With the English Premier League now back underway, PIPCU has issued a statement to highlight the risks that users put themselves at when they participate in the practice of illegal streaming.
It highlighted that three individuals had been jailed for a combined total of 17 years for defrauding the Premier League by providing illegal access to the English football competition’s matches to more than 1,000 pubs, clubs, and homes throughout England and Wales.
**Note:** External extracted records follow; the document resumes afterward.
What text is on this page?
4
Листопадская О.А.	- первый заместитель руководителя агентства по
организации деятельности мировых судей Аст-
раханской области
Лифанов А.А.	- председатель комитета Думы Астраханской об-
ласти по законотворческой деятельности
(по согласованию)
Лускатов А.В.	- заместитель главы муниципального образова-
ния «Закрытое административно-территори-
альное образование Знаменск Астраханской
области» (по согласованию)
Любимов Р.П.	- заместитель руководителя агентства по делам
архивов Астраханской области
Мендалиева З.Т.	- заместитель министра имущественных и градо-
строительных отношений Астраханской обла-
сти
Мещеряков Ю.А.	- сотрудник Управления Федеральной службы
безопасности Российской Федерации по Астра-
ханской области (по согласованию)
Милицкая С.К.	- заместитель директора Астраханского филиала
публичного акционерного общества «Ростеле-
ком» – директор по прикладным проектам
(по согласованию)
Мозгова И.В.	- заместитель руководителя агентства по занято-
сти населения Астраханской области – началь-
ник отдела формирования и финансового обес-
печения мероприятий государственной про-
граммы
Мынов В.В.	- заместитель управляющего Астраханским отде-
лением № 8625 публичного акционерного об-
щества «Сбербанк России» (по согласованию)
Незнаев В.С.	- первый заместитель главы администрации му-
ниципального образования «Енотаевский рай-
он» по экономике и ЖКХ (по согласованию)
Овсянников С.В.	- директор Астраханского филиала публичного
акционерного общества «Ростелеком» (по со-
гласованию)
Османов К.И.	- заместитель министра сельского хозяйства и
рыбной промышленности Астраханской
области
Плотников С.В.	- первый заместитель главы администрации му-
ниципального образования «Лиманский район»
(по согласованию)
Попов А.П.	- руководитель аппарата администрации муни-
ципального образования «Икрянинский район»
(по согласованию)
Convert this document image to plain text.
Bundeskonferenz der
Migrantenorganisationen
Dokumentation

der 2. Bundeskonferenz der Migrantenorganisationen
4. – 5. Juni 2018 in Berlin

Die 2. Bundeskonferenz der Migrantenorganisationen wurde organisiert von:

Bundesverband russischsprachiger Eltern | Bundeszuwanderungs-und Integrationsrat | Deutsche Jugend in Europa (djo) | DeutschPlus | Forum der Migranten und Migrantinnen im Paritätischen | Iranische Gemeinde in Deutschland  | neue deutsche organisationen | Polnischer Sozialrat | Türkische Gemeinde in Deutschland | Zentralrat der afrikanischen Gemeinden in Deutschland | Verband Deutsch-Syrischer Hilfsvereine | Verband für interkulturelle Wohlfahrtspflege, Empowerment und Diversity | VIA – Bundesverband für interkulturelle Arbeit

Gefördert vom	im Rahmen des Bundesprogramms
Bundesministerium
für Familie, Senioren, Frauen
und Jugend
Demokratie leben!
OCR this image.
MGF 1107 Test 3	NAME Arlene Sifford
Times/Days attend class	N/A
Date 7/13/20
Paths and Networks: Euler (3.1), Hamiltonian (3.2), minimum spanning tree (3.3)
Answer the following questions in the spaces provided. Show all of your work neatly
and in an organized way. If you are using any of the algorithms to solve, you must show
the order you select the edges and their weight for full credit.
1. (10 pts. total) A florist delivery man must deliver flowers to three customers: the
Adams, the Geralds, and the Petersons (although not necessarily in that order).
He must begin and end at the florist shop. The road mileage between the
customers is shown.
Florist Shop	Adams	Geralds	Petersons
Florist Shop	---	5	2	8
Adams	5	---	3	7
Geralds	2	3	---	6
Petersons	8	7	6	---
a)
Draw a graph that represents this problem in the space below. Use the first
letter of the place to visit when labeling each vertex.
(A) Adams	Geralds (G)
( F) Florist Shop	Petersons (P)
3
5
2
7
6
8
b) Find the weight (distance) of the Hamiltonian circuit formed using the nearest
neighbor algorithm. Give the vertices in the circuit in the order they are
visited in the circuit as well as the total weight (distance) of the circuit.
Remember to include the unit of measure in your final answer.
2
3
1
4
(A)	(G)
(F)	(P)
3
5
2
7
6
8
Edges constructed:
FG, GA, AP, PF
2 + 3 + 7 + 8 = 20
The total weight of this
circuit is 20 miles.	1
In “some of the longest sentences ever issued for piracy-related crimes”, Steven King, 50, from Coventry was sentenced to seven years and four months’ imprisonment; Paul Rolston, 53, from Coventry, received a sentence of six years and four months; and Daniel Malone, 41, from Coventry, a sentence of three years and three months.
In addition, Mark Schofield, based in Radcliffe, recently was convicted of costing broadcaster Sky £1 million through the sale of illegal streaming devices (ISDs). He avoided jail, but in pleading guilty to offences of copyright infringement and fraud, Schofield was handed a two year suspended sentence with 200 hours of unpaid community service.
Further afield, Europol earlier this month shut down a global piracy network with more than two million paying subscribers, while Spanish football league La Liga scored victory over three piracy sites in Moscow’s City Court.
DCI Nick Court, head of PIPCU, said: “Not only is it illegal to stream matches without paying for them, but it’s also unreliable and risky. You never know what malware is in the stream you are using and what damage it is doing to your device. Furthermore, law enforcement agencies and legitimate providers can shut illegal sites down during the match, often at a crucial point, to dissuade people from using these sites in the future. By using official providers these risks can easily be avoided. Remember – watch it live, watch it legally.”
This comes at a time where, according to research carried out for technology firm Synamedia by Ampere Analysis, over half of sports fans in 10 countries watch pirated services at least once a month. According to the report, while 89% of sports fans have a payTV or subscription OTT service, 51% still watch pirate sports services at least once a month.
It is possible that many of these illegal streams are of matches which are not broadcast in England, such as those played during the Saturday 3pm blackout window.
However, this will not be a problem for the remainder of the the EPL season where all of the remaining games will be broadcast live – including almost half being shown for free.
Kieron Sharp, CEO of FACT said: “It’s completely understandable that when the current Premier League season restarts, demand to watch the matches will be extremely high. However, it’s essential to remember that the only legal way of watching Premier League matches, and any other content, is through the official providers.
“We encourage everyone to watch only via official providers as this doesn’t only guarantee that you’re not breaking the law but also guarantees that you’re not putting yourself and your family at risk of malware and inappropriate content.”